What are ISAs?

Putting money aside for the future is a wise move. Growing it is even better.

Individual Savings Accounts (ISAs)

ISAs are a way the UK government encourages people to save or invest for their future. You can save or invest up to £20,000 in a combination of different ISAs and any interest or growth is not subject to Income Tax or Capital Gains Tax.

Find out more about some of the different types of ISA available below.

Stocks and Shares ISAs

Investing in stocks and shares means your money could benefit from how these companies perform and increase in value. It comes with the risk that the value of your investments can reduce too.

When you invest in a stocks and shares ISA you should carefully consider not only the potential losses and gains, but also the fees and charges. Stocks and shares ISAs often come with several different types of charges, including Annual Management Charges, platform charges, charges for transferring between accounts and other fund costs.

Stocks and shares ISAs will tend to invest in an investment fund. The choice is huge and funds come with different mixes of investments. One of the most important things to consider is the trade-off between risk and reward - typically the more risk you take, the higher the potential rewards. You can get low risk funds that will invest in cash and other fixed interest investments, and others that will invest 100% in company shares. The latter will be more risky. The choice is yours as to how much risk you are comfortable taking with your money.

Lifetime ISAs

The Lifetime ISA is designed to help people buy a first home or save for retirement. It’s available in both cash and stocks and shares versions.

Anyone aged 18-39 can open one up, put in up to £4,000 per year and receive a 25% bonus from the government. That’s up to £1,000 for free. Every year, up to the age of 50. While the Lifetime ISA has its own payment limit of £4,000 per year, any payments into the LIfetime ISA are subject to the overarching £20,000 ISA subscription limit mentioned at the top of this article.

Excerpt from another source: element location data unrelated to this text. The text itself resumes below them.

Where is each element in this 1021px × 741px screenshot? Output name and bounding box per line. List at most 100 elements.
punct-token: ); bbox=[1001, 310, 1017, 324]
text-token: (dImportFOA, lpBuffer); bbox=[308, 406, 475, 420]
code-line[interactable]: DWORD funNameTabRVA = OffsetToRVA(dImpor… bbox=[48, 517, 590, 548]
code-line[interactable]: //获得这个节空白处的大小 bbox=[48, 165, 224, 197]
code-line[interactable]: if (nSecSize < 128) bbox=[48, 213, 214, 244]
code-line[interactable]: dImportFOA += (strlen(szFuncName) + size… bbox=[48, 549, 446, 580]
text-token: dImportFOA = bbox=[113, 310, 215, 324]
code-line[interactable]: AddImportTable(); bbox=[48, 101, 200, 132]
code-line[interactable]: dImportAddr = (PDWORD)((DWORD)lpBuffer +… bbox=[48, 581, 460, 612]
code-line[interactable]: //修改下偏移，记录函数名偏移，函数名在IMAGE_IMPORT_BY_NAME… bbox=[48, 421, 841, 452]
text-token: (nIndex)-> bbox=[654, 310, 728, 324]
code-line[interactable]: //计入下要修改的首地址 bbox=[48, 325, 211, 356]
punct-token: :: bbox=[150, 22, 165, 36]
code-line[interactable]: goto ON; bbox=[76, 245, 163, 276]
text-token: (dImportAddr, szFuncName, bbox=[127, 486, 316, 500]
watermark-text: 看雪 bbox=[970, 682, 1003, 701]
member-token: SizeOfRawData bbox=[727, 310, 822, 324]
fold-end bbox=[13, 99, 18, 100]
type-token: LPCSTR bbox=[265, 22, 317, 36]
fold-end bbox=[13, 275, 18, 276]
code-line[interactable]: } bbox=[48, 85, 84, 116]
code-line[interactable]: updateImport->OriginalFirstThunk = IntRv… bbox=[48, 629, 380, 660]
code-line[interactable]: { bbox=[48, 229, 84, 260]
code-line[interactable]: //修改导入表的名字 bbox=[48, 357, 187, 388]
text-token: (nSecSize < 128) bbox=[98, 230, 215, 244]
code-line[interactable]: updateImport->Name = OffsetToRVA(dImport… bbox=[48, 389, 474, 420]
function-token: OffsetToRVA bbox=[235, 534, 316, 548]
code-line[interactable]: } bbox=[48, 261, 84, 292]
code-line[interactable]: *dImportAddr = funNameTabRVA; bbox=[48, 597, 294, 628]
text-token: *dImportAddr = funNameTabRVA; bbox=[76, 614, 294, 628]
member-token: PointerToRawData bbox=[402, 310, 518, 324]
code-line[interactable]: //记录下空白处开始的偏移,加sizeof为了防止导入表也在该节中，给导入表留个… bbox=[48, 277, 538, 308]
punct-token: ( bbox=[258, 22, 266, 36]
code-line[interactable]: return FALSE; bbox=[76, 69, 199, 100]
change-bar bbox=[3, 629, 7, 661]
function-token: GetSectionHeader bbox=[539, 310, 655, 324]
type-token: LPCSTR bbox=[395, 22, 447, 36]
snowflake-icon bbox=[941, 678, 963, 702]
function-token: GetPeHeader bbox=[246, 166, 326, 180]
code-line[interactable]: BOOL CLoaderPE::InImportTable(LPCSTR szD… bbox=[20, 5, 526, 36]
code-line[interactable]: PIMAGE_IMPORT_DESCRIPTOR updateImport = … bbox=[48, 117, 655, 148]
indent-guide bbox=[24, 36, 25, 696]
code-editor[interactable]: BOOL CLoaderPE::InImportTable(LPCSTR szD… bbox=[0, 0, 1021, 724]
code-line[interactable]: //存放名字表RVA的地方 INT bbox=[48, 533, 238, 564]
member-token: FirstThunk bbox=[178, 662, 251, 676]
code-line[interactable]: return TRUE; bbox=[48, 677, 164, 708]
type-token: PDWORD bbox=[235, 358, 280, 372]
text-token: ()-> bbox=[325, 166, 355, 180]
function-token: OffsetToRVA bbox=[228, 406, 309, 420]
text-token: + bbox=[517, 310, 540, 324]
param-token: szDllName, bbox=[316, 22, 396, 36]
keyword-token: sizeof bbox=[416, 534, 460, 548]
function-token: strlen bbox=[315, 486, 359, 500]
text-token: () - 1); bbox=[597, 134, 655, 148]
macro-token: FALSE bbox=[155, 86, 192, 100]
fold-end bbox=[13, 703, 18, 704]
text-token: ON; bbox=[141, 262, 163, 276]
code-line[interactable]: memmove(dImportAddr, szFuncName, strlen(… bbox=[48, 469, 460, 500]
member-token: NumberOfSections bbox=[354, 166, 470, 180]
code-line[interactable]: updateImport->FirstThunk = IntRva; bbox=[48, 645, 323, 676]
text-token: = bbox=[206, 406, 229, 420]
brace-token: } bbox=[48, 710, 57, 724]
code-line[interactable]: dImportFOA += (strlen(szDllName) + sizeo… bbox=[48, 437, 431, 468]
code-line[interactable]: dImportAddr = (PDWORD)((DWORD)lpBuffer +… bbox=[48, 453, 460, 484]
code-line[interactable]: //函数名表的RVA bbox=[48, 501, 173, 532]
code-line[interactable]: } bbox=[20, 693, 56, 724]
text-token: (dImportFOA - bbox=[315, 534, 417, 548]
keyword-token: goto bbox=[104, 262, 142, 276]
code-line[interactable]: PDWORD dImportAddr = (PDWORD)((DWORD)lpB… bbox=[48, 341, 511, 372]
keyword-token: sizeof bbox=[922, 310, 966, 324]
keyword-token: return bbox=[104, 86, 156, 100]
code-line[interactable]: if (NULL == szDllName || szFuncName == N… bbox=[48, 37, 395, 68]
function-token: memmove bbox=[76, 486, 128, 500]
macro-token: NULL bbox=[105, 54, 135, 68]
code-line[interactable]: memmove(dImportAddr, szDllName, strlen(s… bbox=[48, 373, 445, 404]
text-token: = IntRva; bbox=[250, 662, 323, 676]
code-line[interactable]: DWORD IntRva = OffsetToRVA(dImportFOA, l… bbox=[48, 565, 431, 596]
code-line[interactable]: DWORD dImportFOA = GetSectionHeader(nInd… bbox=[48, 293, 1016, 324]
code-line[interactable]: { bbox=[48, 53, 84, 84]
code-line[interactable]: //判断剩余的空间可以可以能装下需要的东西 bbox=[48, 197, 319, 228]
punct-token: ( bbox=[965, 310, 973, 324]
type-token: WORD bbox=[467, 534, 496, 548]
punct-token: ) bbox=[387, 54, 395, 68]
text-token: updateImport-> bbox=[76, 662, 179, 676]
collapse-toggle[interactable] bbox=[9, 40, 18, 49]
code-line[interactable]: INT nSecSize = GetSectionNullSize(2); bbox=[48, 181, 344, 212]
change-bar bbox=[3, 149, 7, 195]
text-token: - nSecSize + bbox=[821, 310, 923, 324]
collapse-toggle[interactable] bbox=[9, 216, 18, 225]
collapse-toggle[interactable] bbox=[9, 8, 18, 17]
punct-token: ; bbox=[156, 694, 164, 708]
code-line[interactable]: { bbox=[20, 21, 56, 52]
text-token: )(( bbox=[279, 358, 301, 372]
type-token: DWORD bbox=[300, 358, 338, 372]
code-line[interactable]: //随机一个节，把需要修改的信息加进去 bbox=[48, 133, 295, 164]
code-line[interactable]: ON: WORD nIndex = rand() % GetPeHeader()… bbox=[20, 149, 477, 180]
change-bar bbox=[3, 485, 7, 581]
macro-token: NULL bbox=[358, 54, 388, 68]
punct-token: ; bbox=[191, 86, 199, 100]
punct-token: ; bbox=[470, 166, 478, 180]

The OneFamily Lifetime ISA is invested in stocks and shares rather than saved in cash, because we believe this presents the best opportunity for growth over the longer term.

If you don’t use your Lifetime ISA for a deposit on a first home or for retirement the withdrawal is subject for a penalty of up to 20% (25% after 5th April 2021), which can mean you can get back less than you put in.

Cash ISAs

Cash ISAs work similarly to bank deposit accounts. Any interest you earn on your cash ISA savings is free from Income Tax.

The downsides of saving in cash is that Cash ISAs have offered quite low interest rates in recent years, reducing the likelihood that your savings can beat the rate of inflation. That’s why some people think it’s better to invest your money in stocks and shares.

There is also the issue of inflation. If the cash ISA interest rate is lower than the rate of inflation, then the spending power of the money is actually reducing over time (in 'real terms').

Are ISAs still worth it? We certainly think so

Cash ISAs are a tax-free alternative to traditional bank accounts and can be useful for short term savings goals.

If you’re working towards a medium or long-term savings goal, stocks and shares ISAs are a useful way to get there.

If you’re saving for a first home or for retirement and you can save £4,000 per year you could benefit from a £1,000 annual government bonus with a Lifetime ISA.

Any ISA invested in stocks and shares is subject to stock market fluctuations, so while the aim is to grow your money it is possible to end up with less than you started with.

Important information

You can only pay into one cash ISA, one stocks and shares ISA and one Lifetime ISA each tax year.

All the ISAs listed here are covered by the Financial Services Compensation Scheme, which means if the savings or investment provider fails you will automatically be compensated up to £85,000. Find out more.

You can find further information on all the different types of ISA available at gov.uk.

Please note: OneFamily do not provide investment advice. You should always remember when dealing with stocks and shares, whilst they can have good potential for returns in the long run – their values can fall as well as rise. So, there’s always a chance you could get back less than is paid in.